Mountains and Molehills

I thought that my time off would be easy. My body is not undergoing any treatment, my energy levels are high and I am no going to the Centre every day. It sounds heavenly and I am sure that there are many people who think I am fine. The truth is, that this time has been far from easy.

I cannot really say how difficult I found my diagnosis and PADIMAC, I know I did, this blog tells me so…. I can say that I have found this limbo equally as difficult, though fortunately, over the last week, I have been able to come to terms with the challenges I have faced, both actual and manifested.

A bit of time off is a gift. It’s true in general life, but when one is undergoing cancer treatment, a bit of time whilst you are feeling well is more than welcome. A bit of time. Six weeks off is too long. I constantly feel trapped, I feel trapped in my flat, trapped by my body, trapped by the schedule and trapped by my situation. I have gone from having a full time job and an active social life pre cancer, followed by a hefty treatment schedule, to nothing. I wake up everyday and find motivation difficult. While somedays I do have plans, this limbo has seen me spend a lot of time by myself. More time than I care for. I am no mathematician, but I wager that on average, I spend 80% of my days alone. As boring as PADIMAC was, I saw more people than I do now. I had drivers, nurses and Macmillan Support Workers to bug when I had conversation aplenty. I’d store it up and unleash the beast. In the last six weeks, I have found myself in frequent conversation with myself. We get on well, but it is easy for us to create dilemmas. Us Geminis really are drama queens.

I find myself now, yearning for the end to this volume of My Myeloma. It’s more of a fantasy. I spend this limbo fantasying about all the things I am going to do when the myeloma is sleeping. I look forward to things. I have one target right now and that is not making sure I get out of bed before midday or ensuring that I have some structure to my days, the target is just to be normal. Try as I might, this time, although it offers glimpses of normality, it doesn’t offer me everything. I am restricted by my mobility, by my funds, by the schedule and my My Myeloma. I want everything. I am excited about the day when things get back to my new normal. EJ plus myeloma. I’ll make it work, I just cannot make it work right now.
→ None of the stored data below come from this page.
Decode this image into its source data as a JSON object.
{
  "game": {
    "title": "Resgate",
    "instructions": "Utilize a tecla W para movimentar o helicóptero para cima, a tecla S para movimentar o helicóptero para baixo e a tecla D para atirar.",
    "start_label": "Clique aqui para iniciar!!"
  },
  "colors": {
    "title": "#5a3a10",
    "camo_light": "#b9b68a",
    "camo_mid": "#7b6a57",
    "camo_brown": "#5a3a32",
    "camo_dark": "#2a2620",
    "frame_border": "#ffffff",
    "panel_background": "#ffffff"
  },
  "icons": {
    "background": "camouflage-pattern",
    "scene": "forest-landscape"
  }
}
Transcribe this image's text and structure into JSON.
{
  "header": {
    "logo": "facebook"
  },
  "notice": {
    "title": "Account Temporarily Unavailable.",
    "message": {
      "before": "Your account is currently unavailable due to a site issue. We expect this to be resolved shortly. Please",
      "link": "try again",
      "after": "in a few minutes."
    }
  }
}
I make plans in my head and these I look forward to. I look forward to a life where the main protagonist is not medicine. Medically, at this moment in time, I have nothing to worry about because nothing is happening. Now, if there is something or I perceive there to be something afoot that can effect my plans and my return to normality, I am devastated. I mean, snot everywhere devastated. Things that previously would have been a minor hindrance or detail, represent the end of something gigantic and dashed hopes. Predictably, this makes me susceptible to making a mountain out of a molehill.

I do not think I am creating mountains at his current moment, but two weeks ago I was. Whether it was a change to my job or my insecurities at what My Myeloma has done to my relationships, the effect is exaggerated in my mind because I have nothing else to focus on. More often than not, things are quickly resolved and become mere folly. I need to learn that the sooner I vocalise them the better. I need to not let things stew, but I do like a stew, just ask my slow cooker. It’s just difficult when there is nothing else…

Fortunately, the end of his limbo is nigh. The time when my transplant is my priority is looming and frankly, we cannot wait.